‘Een goede hoveling wordt niet geboren, maar gemaakt’. Die stelling zou Constantijn Huygens zeker onderschrijven. Zijn ouders hadden hem en zijn één jaar oudere broer Maurits doelbewust opgevoed voor een hoge positie aan het hof, met een zorgvuldig uitgestippeld opleidingsprogramma. Zelf zou hij zijn zoons later ook zo’n opvoeding geven.
Vader Christiaan Huygens sr. (1551-1624) was in de Haagse hiërarchie opgeklommen tot secretaris van de Raad van State. Hij was een algemeen gerespecteerd man aan het hof en bovendien vertrouweling en raadgever van twee opeenvolgende stadhouders, Willem en Maurits van Oranje
Voor zijn zoons Maurits en Constantijn had hij ook een hoge positie aan het hof in gedachte of in ieder geval een goede betrekking in de diplomatie. Dat de familie Huygens niet kon bogen op een adellijke afkomst, hoefde beslist geen bezwaar te zijn; zelf was hij er ook zonder titel gekomen.
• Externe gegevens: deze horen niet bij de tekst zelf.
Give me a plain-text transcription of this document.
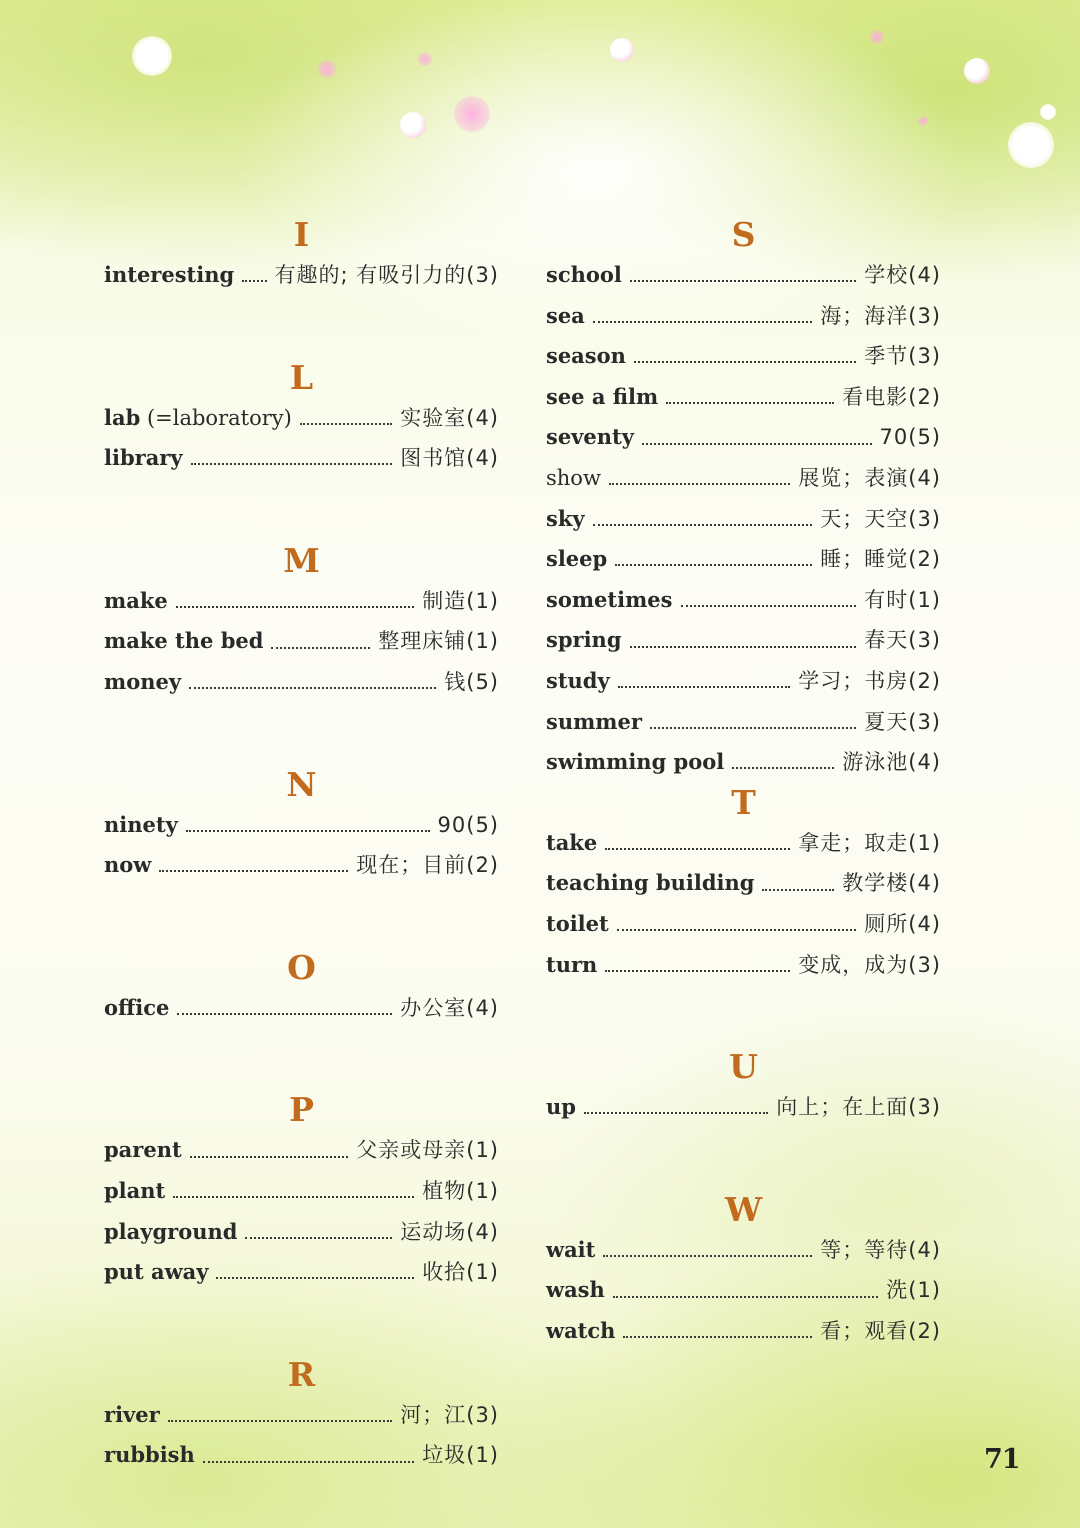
I
interesting 有趣的; 有吸引力的(3)
L
lab (=laboratory)	实验室(4)
library	图书馆(4)
M
make	制造(1)
make the bed	整理床铺(1)
money	钱(5)
N
ninety	90(5)
now	现在；目前(2)
O
office	办公室(4)
P
parent	父亲或母亲(1)
plant	植物(1)
playground	运动场(4)
put away	收拾(1)
R
river	河；江(3)
rubbish	垃圾(1)
S
school	学校(4)
sea	海；海洋(3)
season	季节(3)
see a film	看电影(2)
seventy	70(5)
show	展览；表演(4)
sky	天；天空(3)
sleep	睡；睡觉(2)
sometimes	有时(1)
spring	春天(3)
study	学习；书房(2)
summer	夏天(3)
swimming pool	游泳池(4)
T
take	拿走；取走(1)
teaching building	教学楼(4)
toilet	厕所(4)
turn	变成，成为(3)
U
up	向上；在上面(3)
W
wait	等；等待(4)
wash	洗(1)
watch	看；观看(2)
71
De opleiding van zijn zoons nam hij zelf ter hand. Maurits en Constantijn zijn nooit naar school gegaan. Op school, zo vond vader Huygens, leerden de kinderen veel te weinig. De onderwijzers hadden zelf onvoldoende kennis en ranselden er bovendien bij de minste of geringste aanleiding op los.
Huygens geloofde in spelenderwijs leren; de kinderen moesten plezier hebben in het onderwijs, zodat ze de benodigde kennis gretig tot zich zouden nemen. Bij het muziekonderwijs leerde hij zijn zoons de toonladder aan de hand van de knopen van hun jas: de onderste knoop stelde ‘do’ voor, de op een na onderste ‘re’, etc.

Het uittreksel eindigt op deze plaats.